Darüber hinaus entdeckten die Journalisten von Bihus.info, dass zu den wichtigsten Projekten von TECHIIA, die auf der Website der Holding aufgeführt sind, ein groß angelegter Öko-Technopark gehört. Zu den Gründern von Dinaline, der Firma, die ihn umsetzen sollte, gehörten der bereits erwähnte Krot und Sergej Titow, Shilos Pate. Der Pate des SBU-Offiziers soll sich um die bürokratischen Hürden und die Grundbucheintragung kümmern.

Dynaline Construction, Artem Shilo

Shilo selbst gibt heute vor, sich kaum noch daran zu erinnern, wer sein Kind getauft hat und was er getan hat.

„Es scheint jedoch, dass der Pate ebenso wie der Fahrer in ein bestimmtes Geschäftssystem ‚integriert‘ war.

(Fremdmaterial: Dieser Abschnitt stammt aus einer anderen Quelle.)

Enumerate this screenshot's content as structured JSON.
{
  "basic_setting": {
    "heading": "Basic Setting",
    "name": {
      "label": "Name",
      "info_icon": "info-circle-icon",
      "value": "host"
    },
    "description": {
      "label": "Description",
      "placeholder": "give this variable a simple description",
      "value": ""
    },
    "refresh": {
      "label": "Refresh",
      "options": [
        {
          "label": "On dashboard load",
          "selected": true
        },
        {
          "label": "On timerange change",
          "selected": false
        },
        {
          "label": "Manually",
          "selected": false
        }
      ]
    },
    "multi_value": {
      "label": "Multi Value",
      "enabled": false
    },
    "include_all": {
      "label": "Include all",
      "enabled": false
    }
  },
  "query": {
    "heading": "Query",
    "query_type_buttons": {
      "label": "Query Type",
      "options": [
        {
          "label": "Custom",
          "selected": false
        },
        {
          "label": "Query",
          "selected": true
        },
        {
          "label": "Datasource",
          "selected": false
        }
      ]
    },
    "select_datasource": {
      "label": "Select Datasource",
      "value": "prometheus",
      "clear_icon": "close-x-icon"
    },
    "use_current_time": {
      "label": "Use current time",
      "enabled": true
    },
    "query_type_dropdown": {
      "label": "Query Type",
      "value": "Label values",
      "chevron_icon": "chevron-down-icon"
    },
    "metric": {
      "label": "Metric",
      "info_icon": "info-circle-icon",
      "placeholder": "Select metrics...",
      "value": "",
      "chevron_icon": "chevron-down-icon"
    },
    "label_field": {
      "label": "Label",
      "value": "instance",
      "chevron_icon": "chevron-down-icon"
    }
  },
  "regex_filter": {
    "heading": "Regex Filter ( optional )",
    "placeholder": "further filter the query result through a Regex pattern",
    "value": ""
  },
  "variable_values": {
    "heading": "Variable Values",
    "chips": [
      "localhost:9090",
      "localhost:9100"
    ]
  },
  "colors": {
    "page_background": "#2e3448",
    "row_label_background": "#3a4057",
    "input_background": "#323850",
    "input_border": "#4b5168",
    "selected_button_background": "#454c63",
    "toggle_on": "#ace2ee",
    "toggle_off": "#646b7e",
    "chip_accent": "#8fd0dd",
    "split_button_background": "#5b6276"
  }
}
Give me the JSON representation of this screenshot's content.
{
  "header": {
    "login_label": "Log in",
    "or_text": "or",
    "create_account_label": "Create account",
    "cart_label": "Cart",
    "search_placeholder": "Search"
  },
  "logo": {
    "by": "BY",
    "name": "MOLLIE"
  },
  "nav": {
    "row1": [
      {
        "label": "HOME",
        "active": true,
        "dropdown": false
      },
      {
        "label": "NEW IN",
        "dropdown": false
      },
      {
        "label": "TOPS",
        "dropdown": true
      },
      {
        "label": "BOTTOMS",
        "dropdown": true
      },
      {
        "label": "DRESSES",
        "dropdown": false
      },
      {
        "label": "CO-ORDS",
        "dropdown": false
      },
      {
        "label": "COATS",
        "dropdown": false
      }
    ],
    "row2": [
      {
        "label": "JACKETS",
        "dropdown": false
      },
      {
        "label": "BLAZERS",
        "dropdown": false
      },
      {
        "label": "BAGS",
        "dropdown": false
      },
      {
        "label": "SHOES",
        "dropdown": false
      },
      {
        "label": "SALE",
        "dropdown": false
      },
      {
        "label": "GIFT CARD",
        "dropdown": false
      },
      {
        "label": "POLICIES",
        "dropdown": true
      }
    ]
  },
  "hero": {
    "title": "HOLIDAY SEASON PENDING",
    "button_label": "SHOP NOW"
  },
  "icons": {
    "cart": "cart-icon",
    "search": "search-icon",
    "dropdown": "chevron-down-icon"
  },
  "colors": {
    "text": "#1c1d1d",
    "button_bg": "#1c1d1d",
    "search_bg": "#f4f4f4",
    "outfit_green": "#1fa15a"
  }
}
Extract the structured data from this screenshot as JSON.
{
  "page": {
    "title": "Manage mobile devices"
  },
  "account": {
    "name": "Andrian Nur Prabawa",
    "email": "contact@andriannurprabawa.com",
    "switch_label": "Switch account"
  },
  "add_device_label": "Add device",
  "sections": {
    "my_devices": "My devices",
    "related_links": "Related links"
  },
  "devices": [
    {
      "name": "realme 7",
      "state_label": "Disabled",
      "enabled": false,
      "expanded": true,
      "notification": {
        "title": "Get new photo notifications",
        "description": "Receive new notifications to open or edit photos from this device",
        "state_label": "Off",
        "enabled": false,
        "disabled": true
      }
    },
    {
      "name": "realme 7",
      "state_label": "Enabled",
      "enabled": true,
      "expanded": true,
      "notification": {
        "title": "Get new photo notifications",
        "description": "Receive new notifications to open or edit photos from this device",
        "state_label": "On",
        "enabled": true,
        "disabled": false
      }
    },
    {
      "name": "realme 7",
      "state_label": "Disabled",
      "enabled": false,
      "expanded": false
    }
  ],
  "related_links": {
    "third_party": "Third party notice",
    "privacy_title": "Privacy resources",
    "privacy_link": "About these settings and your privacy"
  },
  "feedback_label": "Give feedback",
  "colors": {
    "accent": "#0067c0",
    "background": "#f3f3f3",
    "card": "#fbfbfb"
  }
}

Neben Dynaline besaß Titow gemeinsam mit der Frau von Shilos Chef Klimtschuk Anteile an zwei weiteren Unternehmen. Vor drei Jahren, also nachdem sie laut Shilo den Kontakt abgebrochen hatten, wurden diese von Titow auf ‚Sascha, Artjoms Fahrer‘ Skuratow übertragen. Und noch später wurde Titows Schicksal bei Dynaline auch auf Jewgeni Ljaschtschenko übertragen, der später in den Vorstand von Ukrsalisnyzja berufen wurde“, berichteten die Journalisten.